Digital Essay: A Christmas Tale

The significance of Beatrix Potter’s work, “Two Bunnies”, a Christmas card, was that Potter’s first published work was greeting cards. In the Potter household, Christmas was “acknowledged rather than celebrated (Jacklin 1)”. Potter enjoyed making Christmas cards for family, and was encouraged by her uncle to get them published. Much of her inspiration for these cards came from her pet rabbit Benjamin Bouncer. At twenty-three, she sent out her cards to commercial publishers. The second publisher that Potter went to ended up being her big break into the illustrative world. While Hildesheimer and Faulkner liked her greeting cards, even sending her a check for 6 pounds, they thought she was a male designer. When she met Faulkner he was pretty “civil” but rather “dry”, and not even complimenting her cards while demanding a more of them. Hildesheimer and Faulkner published her work but Potter never liked the cards since they lost much of their color because they were produced using chromolithography. She decided to use the three color process which she was making her first book The Tale of Peter Rabbit (Jacklin 1). The three color process is a process by which natural colors are replicated by combining photos to form the three primary colors (Three-Color Process 1). It retained much of her subtle water color work. Potter’s greeting cards allowed her to enter the publishing world for the first time, though she mostly stopped doing greeting cards until later in her career (Jacklin 1).

Historically, up until the beginning of nineteenth century, people didn’t celebrate Christmas. Many businesses didn’t consider it a holiday. The celebration of Christmas was thought to have started because of Queen Victoria and Prince Albert. In 1848 The Illustrated London news published a picture of Victoria and Albert around a Christmas tree, and soon it was the hottest trend. Everyone started having a tree (Victorian Christmas – History of Christmas 1).

As for the start of the Christmas card, it started with Henry Cole. Henry Cole, a very rich man in Victorian England, realized he was getting piles and piles of letters from his friends/acquaintances during Christmas/New Year, and realized he needed to respond to all of them, as it was very rude to not answer mail in Victorian times.

Cole commissioned his artist friend J.C. Horsley to design a Christmas card with his ideas. One idea included a family around table flanked by images of people helping the poor. Once done, he had a thousand copies made by a London printer, with the template “TO:_______” which would give Cole the ability to make each response special included with a generic Christmas greeting. Some of these cards featured children sharing wine with adults on them, so critics believed he was encouraging underage drinking. That, however, did not stop people from buying cards (Hanc 1).

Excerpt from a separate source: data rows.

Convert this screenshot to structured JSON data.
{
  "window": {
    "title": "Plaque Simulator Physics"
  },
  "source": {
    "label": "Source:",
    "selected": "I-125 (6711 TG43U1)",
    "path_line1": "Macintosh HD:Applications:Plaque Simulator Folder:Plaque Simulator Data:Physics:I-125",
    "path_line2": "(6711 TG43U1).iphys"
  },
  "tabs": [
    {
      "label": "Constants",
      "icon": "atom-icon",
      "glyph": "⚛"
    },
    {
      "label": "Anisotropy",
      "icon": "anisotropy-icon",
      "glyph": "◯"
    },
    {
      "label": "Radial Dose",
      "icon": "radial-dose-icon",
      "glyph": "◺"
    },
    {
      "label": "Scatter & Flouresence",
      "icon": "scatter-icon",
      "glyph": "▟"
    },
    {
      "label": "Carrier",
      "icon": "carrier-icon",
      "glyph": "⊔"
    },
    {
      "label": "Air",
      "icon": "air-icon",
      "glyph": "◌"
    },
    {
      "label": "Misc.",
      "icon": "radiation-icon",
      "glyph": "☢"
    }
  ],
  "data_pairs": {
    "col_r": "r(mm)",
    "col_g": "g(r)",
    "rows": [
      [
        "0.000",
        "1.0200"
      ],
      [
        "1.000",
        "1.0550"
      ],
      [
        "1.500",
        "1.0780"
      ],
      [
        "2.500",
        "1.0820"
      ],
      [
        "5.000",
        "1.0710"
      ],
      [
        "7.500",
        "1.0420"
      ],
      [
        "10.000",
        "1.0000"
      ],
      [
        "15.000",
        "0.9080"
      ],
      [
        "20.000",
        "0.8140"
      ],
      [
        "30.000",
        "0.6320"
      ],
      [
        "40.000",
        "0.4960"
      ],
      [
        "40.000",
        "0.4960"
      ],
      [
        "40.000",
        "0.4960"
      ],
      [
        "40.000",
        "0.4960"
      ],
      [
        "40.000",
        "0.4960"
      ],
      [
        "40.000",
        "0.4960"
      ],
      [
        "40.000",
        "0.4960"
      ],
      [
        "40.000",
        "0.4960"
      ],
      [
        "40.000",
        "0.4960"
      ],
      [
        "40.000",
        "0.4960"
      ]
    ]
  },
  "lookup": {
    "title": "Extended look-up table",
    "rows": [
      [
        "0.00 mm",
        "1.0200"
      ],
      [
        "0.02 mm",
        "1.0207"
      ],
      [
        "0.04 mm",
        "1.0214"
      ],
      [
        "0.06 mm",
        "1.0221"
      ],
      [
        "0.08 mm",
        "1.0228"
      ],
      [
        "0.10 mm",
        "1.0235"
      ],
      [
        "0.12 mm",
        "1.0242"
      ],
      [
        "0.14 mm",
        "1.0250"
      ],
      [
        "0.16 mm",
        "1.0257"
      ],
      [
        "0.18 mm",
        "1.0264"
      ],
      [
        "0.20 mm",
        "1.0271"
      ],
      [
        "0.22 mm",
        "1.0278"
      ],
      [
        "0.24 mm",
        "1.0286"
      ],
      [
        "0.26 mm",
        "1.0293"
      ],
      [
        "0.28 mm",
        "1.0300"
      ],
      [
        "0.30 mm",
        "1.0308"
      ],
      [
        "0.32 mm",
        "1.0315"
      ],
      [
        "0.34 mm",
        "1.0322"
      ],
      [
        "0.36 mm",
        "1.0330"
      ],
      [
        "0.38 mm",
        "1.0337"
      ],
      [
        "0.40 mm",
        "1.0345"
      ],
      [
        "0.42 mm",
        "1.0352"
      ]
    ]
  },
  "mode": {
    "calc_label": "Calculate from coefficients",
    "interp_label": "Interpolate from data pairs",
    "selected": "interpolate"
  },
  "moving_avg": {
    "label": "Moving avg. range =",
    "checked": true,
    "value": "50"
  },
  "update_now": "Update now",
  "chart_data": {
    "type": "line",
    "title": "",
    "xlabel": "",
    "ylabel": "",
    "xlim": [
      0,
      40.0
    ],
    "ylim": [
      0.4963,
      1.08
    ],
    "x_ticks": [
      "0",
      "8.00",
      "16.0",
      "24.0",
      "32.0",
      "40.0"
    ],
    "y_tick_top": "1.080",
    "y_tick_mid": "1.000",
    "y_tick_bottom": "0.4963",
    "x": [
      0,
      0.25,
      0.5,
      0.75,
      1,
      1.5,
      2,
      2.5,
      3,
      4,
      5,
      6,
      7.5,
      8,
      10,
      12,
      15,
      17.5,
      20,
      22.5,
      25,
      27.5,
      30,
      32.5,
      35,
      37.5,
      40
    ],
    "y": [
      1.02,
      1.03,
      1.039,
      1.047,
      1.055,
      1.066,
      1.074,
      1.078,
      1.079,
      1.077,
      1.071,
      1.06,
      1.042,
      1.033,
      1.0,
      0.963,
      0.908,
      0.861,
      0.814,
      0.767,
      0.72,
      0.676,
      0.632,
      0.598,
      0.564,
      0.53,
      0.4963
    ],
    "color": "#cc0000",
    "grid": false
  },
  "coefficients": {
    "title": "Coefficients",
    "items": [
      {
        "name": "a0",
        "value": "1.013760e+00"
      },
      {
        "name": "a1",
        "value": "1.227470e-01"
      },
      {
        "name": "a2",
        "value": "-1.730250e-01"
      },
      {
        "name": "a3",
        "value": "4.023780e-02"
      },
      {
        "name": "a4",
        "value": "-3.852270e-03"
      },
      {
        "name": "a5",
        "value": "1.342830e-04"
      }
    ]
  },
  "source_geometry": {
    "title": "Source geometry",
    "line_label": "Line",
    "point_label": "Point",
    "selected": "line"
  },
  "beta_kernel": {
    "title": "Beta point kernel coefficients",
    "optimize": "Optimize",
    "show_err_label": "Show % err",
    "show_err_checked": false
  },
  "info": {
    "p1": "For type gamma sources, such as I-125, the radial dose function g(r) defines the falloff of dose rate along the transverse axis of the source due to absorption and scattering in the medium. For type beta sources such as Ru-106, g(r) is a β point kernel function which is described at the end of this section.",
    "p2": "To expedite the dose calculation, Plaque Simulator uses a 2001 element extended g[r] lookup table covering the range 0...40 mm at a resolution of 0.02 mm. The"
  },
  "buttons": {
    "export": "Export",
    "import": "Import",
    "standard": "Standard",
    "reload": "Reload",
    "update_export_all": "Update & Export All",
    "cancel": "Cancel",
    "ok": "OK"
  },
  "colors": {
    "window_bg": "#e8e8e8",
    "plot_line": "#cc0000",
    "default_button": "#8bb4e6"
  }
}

Many children, including queen Victoria’s were encouraged to make their own Christmas cards. Because of the industrial revolution, color printing became much more advanced, so the price dropped. That, combined with the half-penny postage rate, the Card industry became quite successful, and by the 1880s people sent a lot of Christmas cards (11.5 million in 1880 alone) (Victorian Christmas – History of Christmas 1).

The piece itself, “Two Bunnies”, is a picture of two bunnies, and is in good condition, with minor foxing marks on it. Foxing is small, yellow or brown spots on the paper. Two main causes for foxing is mold or iron contaminants in the paper. The fur is very detailed, like most of Potter’s work concerning animals (Potter 1). The line weight also varies in the drawing. As with her other works, she signed it “HBP (1)”. The piece resides in the Mark Samuels Lasner Collection at the University of Delaware.